Data show that dropouts in Maryland need public assistance more than high school graduates, earn less over a lifetime, and have poorer health outcomes than those who graduate high school (The Taskforce on Dropout Prevention, Intervention, and Recovery, 1998). Dropouts comprised more than 42% of those entered into the Maryland Juvenile Justice System between school years 2007-2011 and 57.2% of adult offenders entering the Department of Corrections in 2011 (The Task Force to Study High School Dropout Rates of Persons in the Criminal Justice System, 2012).


Anonymous said...

If they were trouble makers for years and quit at 16 that gives teachers two more years of their disrupting the classroom.

Anonymous said...

Just gives gang members more time to recruit new members.

Anonymous said...

Why on earth....If they are not learning, have no desire to learn, constantly being disruptive, escalating their bad behavior to force schools to expel them, inhibiting other students right to learn, and all the other reasons not to do this, why would you force someone to be somewhere they clearly do not want to be?

Maryland, you never cease to amaze me with your ridiculous laws.

I haven't read the accompanying article, nor do I intend to, but unless you allow them to take a GED test and get their diploma before turning 18yoa, this is a disaster waiting to happen.

I can appreciate what you are trying to do but, it will not succeed without a minimal effort on the part of the student. If they had that desire to make an effort, this new law wouldn't be necessary would it?

It does have the potential to be a good thing and reverse certain bad trends but, and there's always a but, it is doomed from the start. I really hope I am proven wrong.

When I first read this headline a routine by George Carlin immediately came to mind.

They want OBEDIENT WORKERS. OBEDIENT WORKERS. People who are just smart enough to run the machines and do the paperwork, and just dumb enough to passably accept all these increasingly sh__tier jobs with the lower pay, the longer hours, the reduced benefits, the end of overtime, and the vanishing pension that disappears the minute you go to collect it.

Anonymous said...

We used to be free

Anonymous said...

Parting gift from O'Malley.

Discipline stats are less trustworthy because of statewide emphasis on showing reduced trouble. But common sense and eyes of teachers and students in the halls verify that those mandated to be in school against their wishes did not suddenly turn into productive students. This year promises a repeat.
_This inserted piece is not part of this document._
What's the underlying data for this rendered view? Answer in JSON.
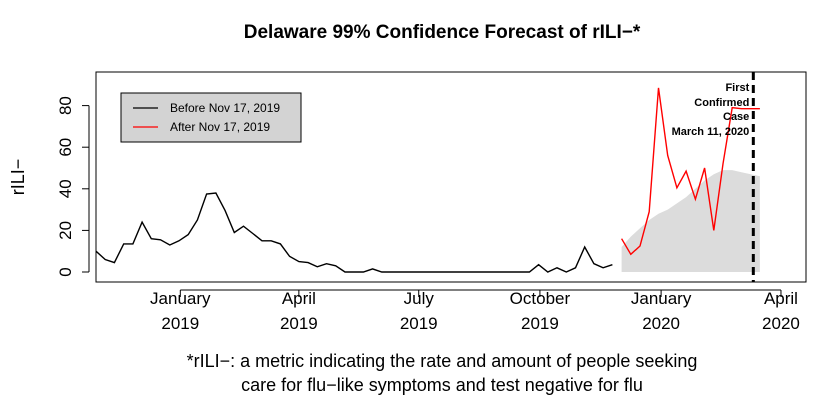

The school districts are complying with a law they didn't pass. Fie on O'Malley and his enablers.

Anonymous said...

Looking at this from the compulsory education side is a nice thing.
But what might not be in capital letters is that the least that we can expect from this is that it is also a way to keep the nanny state's charges in mandatory confinement (i.e., government daycare with 2 to 3 meals every weekday for most) six or seven hours per day for two additional years.

Anonymous said...

Another Ignorant move by the Government School System. WHY on earth would you make 18 year old slackies remain in the school system to do nothing but cause trouble and recruit mush minds to join them. Teachers have enough problems because these failing schools are NOT allowed to discipline from K forward. So VERY Sad.

bayman said...

Two types of diplomas. One for those who actually work hard at their education and the Affirmative Action diplomas for those who are not smart enough or do not work hard at all for their education. They think that them having a diploma will help them through life. How can someone complain that a test was made too hard for for people of color to pass. Just how do you do that? Someone please tell me.

bayman said...

Two more years of party time and free food. Must have been some complaining being done.